Driving Along Sedona’s Red Rock Scenic Byway
The Red Rock Scenic Byway, also known as State Route 179, is a picturesque road located just south of Sedona, Arizona. It is short – as it only stretches 15 miles between Sedona and the Interstate 17 interchange.
The Red Rock Scenic Byway is renowned for its stunning natural beauty, as it winds through the iconic iron-infused rock formations and desert landscapes of Sedona and the Coconino National Forest.
For what its worth, Sedona in my opinion, is one of the most beautiful places in the world. We’ve chronicled it plenty of times here before, from the popular Fay Canyon Trail to my trip through to the Grand Canyon.
The byway’s route offers breathtaking views of towering red sandstone cliffs, rugged canyons, and vibrant red rock formations, such as Cathedral Rock, Bell Rock, and Courthouse Butte. These formations make up the southwest edge of the Colorado Plateau.
Along the byway, visitors can stop at various viewpoints and pullouts to admire the scenery that is so striking, with the red rocks set behind a canopy of lush green foliage. The area is also home to several hiking trails that allow travelers to explore the red rock formations up close and experience the unique desert environment.
The Red Rock Scenic Byway is considered one of the most scenic drives in Arizona and is designated as an All-American Road, the highest recognition given by the National Scenic Byways Program.
Getting on the Red Rock Scenic Byway
The scenic byway starts in Sedona, where Highway 179 dead-ends into Highway 89A (34.866068, -111.763487). It then meanders its way down 179 until it reaches Interstate 17, which is 15 miles away.
Driving the Red Rock Scenic Byway
Here is the Red Rock Scenic Byway map. Unlike many other scenic drives in the US, this one is short and only stays on one road, Arizona Highway 179.
The full drive lasts only about 20 minutes. While this scenic byway is short, it surprisingly packs a ton into such a short span.
Probably the most well-known of all the spots is the Chapel of the Holy Cross, which is about 3 miles down the route. It is an amazing architecture marvel built into the hillside. It is a short but steep hike up to the Chapel itself from the road, but the views from the circling walkway are fantastic due to their elevation.
Once you get back on AZ-179, You’ll next come across a few fantastic hikes.
The Little Horse Trail is a moderate 4.3-mile out-and-back trail that gets up close to many of the rock formations that the byway follows alongside. Due to its length, expect a little less people on this trail. A little further down is the Bell Rock Pathway Trail is a 2.8-mile out and back trail with views of Bell Rock and Courthouse Butte. This trail is mostly easy, but it does have a few steeper climbs as you come close to the Bell Rock summit. Both of these trails and the others in the area require either a Red Rock Pass or a National Park America the Beautiful Pass to park at.
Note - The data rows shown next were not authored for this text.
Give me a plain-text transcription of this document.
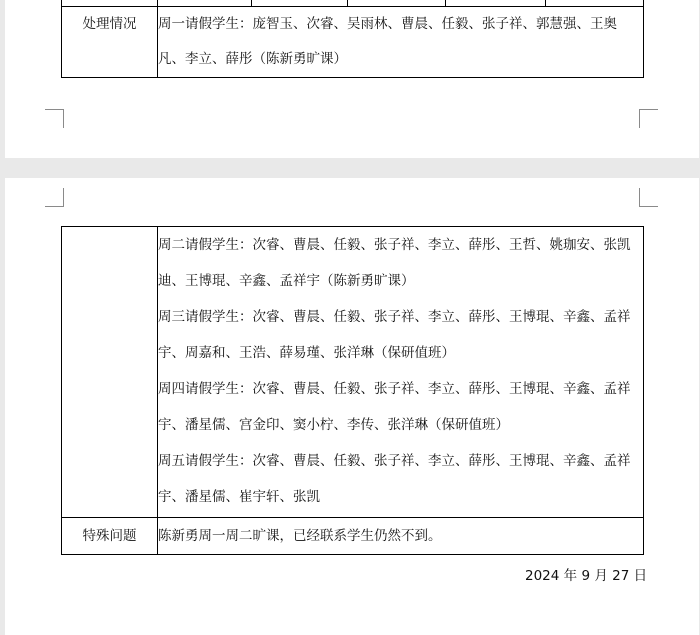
处理情况	周一请假学生：庞智玉、次睿、吴雨林、曹晨、任毅、张子祥、郭慧强、王奥凡、李立、薛彤（陈新勇旷课）				

	周二请假学生：次睿、曹晨、任毅、张子祥、李立、薛彤、王哲、姚珈安、张凯迪、王博琨、辛鑫、孟祥宇（陈新勇旷课）

周三请假学生：次睿、曹晨、任毅、张子祥、李立、薛彤、王博琨、辛鑫、孟祥宇、周嘉和、王浩、薛易瑾、张洋琳（保研值班）

周四请假学生：次睿、曹晨、任毅、张子祥、李立、薛彤、王博琨、辛鑫、孟祥宇、潘星儒、宫金印、窦小柠、李传、张洋琳（保研值班）

周五请假学生：次睿、曹晨、任毅、张子祥、李立、薛彤、王博琨、辛鑫、孟祥宇、潘星儒、崔宇轩、张凯

特殊问题	陈新勇周一周二旷课，已经联系学生仍然不到。

2024 年 9 月 27 日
If you didn’t take the Bell Rock Trail, then now is your chance to see the formation up close at the Bell Rock Vista. This is the point where the trail ends, and there is ample parking to see this iconic rock up close. There are other trailheads at the parking area as well, including the Phone Trail (10 miles, 1,377 ft elevation change, Out & Back) and access to the Courthouse Butte Loop Trail. This area is wide open and devoid of all man-made structures.
After the Vista, you’ll drive through the Village of Oak Creek. This small town is full of small shops, restaurants, cafés, and a few hotels.
At this point, the scenic byway is coming to an end. The only other stop along the way here is the trailhead for the challenging Kel Fox Trail (7 miles, 1,325 ft elevation change, Out & Back). Shortly after that stop, AZ-179 will come to an end, and you can either merge onto I-17, or continue forward onto a Forestry Service Road, which takes you to the Montezuma Castle National Monument.
However, for us, we merged onto I-17 north, towards Flagstaff to continue on our way to the Grand Canyon.